Visual calendar showing Day 3 of 12 Days of Christmas Desserts, featuring apple galette.

Apple Galette

Servings

6-8

servings
Prep time

30

minutes
Resting Time

2

hours
Baking Time

40

minutes

Ingredients

  • For the Mascarpone-Butter Dough:
  • 200g (1 ½ cups) all-purpose flour

  • ¼ tsp salt

  • 90g (about 6 tbsp) mascarpone, cold

  • 130g (about ½ cup + 2 tbsp) unsalted butter, cold and cubed

  • 1–3 tbsp cold heavy cream

  • For the Apple Filling:
  • 1 tbsp all-purpose flour

  • 4 tbsp almond flour

  • 3 tbsp granulated sugar

  • ½ tsp cornstarch

  • 1 tsp cinnamon

  • 5 medium apples (Honeycrisp, Granny Smith, or Braeburn), halved, cored, and thinly sliced (about 4 cups)

  • For Finishing:
  • 1 egg, beaten

  • Sugar, for sprinkling

  • Vanilla ice cream, whipped cream, or vanilla custard for serving

Directions

  • Make the dough: To a large bowl or a food processor, add the flour and salt; mix until combined. Add the mascarpone and, using your hands or the food processor, mix until the mixture resembles coarse breadcrumbs. 

  • Add in the cold pieces of butter, and working quickly and firmly, use your fingertips to smash the butter into the flour, flattening them until  they are the size of peas; some chunks will be larger, but that’s okay. 

  • Add in the cold heavy cream, one tablespoon at a time, mixing to incorporate. Add just enough cream until the dough comes together. Press into a disk, wrap in plastic, and chill in the refrigerator for 1 hour (or up to 2 days). Keeping the dough cold ensures a tender, flaky crust.

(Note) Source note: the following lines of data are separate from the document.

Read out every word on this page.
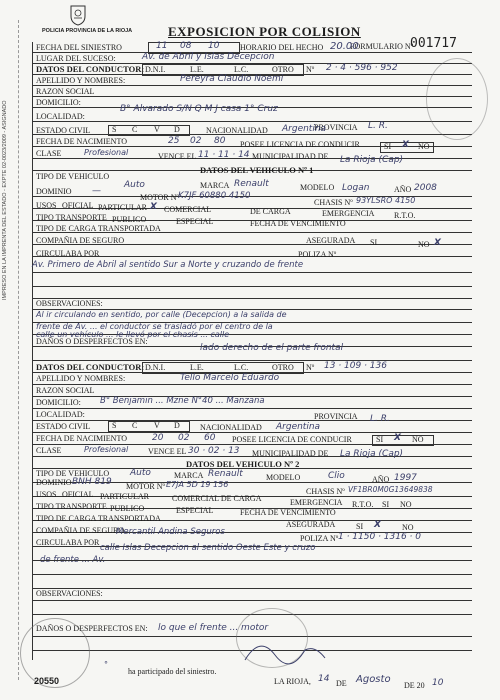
IMPRESO EN LA IMPRENTA DEL ESTADO - EXPTE 02-0023/2009 - ASIGNADO
POLICIA PROVINCIA DE LA RIOJA	EXPOSICION POR COLISION
FORMULARIO Nº
001717
FECHA DEL SINIESTRO	11 08 10	HORARIO DEL HECHO 20.00
LUGAR DEL SUCESO:	Av. de Abril y Islas Decepcion
DATOS DEL CONDUCTOR: D.N.I.	L.E.	L.C.	OTRO Nº 2 · 4 · 596 · 952
APELLIDO Y NOMBRES:	Pereyra Claudio Noemi
RAZON SOCIAL
DOMICILIO:
B° Alvarado S/N Q M J casa 1° Cruz
LOCALIDAD:
PROVINCIA L. R.
ESTADO CIVIL	S C V D	NACIONALIDAD Argentina
FECHA DE NACIMIENTO	25 02 80 POSEE LICENCIA DE CONDUCIR	SI X NO
CLASE	Profesional	VENCE EL 11 · 11 · 14 MUNICIPALIDAD DE La Rioja (Cap)
DATOS DEL VEHICULO Nº 1
TIPO DE VEHICULO
Auto	MARCA Renault	MODELO Logan	AÑO 2008
DOMINIO —
MOTOR Nº
K7JF 60880 4150
CHASIS Nº 93YLSRO 4150
USOS OFICIAL PARTICULAR X COMERCIAL	DE CARGA	EMERGENCIA R.T.O.
TIPO TRANSPORTE PUBLICO	ESPECIAL	FECHA DE VENCIMIENTO
TIPO DE CARGA TRANSPORTADA
COMPAÑIA DE SEGURO	ASEGURADA SI	NO X
CIRCULABA POR	POLIZA Nº
Av. Primero de Abril al sentido Sur a Norte y cruzando de frente
OBSERVACIONES:
Al ir circulando en sentido, por calle (Decepcion) a la salida de
frente de Av. ... el conductor se trasladó por el centro de la
calle un vehículo ... le llevó por el chasis ... calle
DAÑOS O DESPERFECTOS EN:
lado derecho de el parte frontal
DATOS DEL CONDUCTOR: D.N.I.	L.E.	L.C.	OTRO Nº 13 · 109 · 136
APELLIDO Y NOMBRES:	Tello Marcelo Eduardo
RAZON SOCIAL
DOMICILIO: B° Benjamin ... Mzne N°40 ... Manzana
LOCALIDAD:	PROVINCIA L. R.
ESTADO CIVIL	S C V D	NACIONALIDAD Argentina
FECHA DE NACIMIENTO	20 02 60 POSEE LICENCIA DE CONDUCIR	SI X NO
CLASE	Profesional VENCE EL 30 · 02 · 13 MUNICIPALIDAD DE La Rioja (Cap)
DATOS DEL VEHICULO Nº 2
TIPO DE VEHICULO Auto	MARCA Renault	MODELO	Clio	AÑO 1997
DOMINIO BNH 819 MOTOR Nº E7JA 5D 19 156
CHASIS Nº VF1BR0M0G13649838
USOS OFICIAL PARTICULAR	COMERCIAL DE CARGA	EMERGENCIA R.T.O. SI NO
TIPO TRANSPORTE PUBLICO	ESPECIAL	FECHA DE VENCIMIENTO
TIPO DE CARGA TRANSPORTADA
ASEGURADA	SI X	NO
COMPAÑIA DE SEGURO
Mercantil Andina Seguros
POLIZA Nº 1 · 1150 · 1316 · 0
CIRCULABA POR
calle Islas Decepcion al sentido Oeste Este y cruzo
de frente ... Av.
OBSERVACIONES:
DAÑOS O DESPERFECTOS EN: lo que el frente ... motor
°
ha participado del siniestro.
LA RIOJA, 14 DE Agosto
DE 20 10
20550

  • Prepare the filling: In a small bowl, mix the flour, almond flour, cornstarch, sugar, and cinnamon until combined. Set aside. This mixture will soak up any extra juice from the apples.

  • Halve, core, and thinly slice the apples.

  • Preheat the oven to 400°F/200°C.

  • Roll out the dough and assemble: Remove the dough from the fridge 10 minutes before rolling out to soften. Roll it into a rough 12-inch circle on a large piece of parchment paper. 

  • Sprinkle the flour-almond mixture evenly in the center, leaving a 2-inch border all around. Arrange the apple slices on top. Fold the edges over the apples, pleating as needed to create a rustic, free-form shape. Transfer carefully to a baking sheet and chill in the refrigerator for 10–15 minutes, or until the pastry is firm.

  • Brush the edges with beaten egg and sprinkle with sugar.

  • Bake the galette for 40 minutes, or until the crust is golden and the apples are tender. Allow to cool slightly before serving.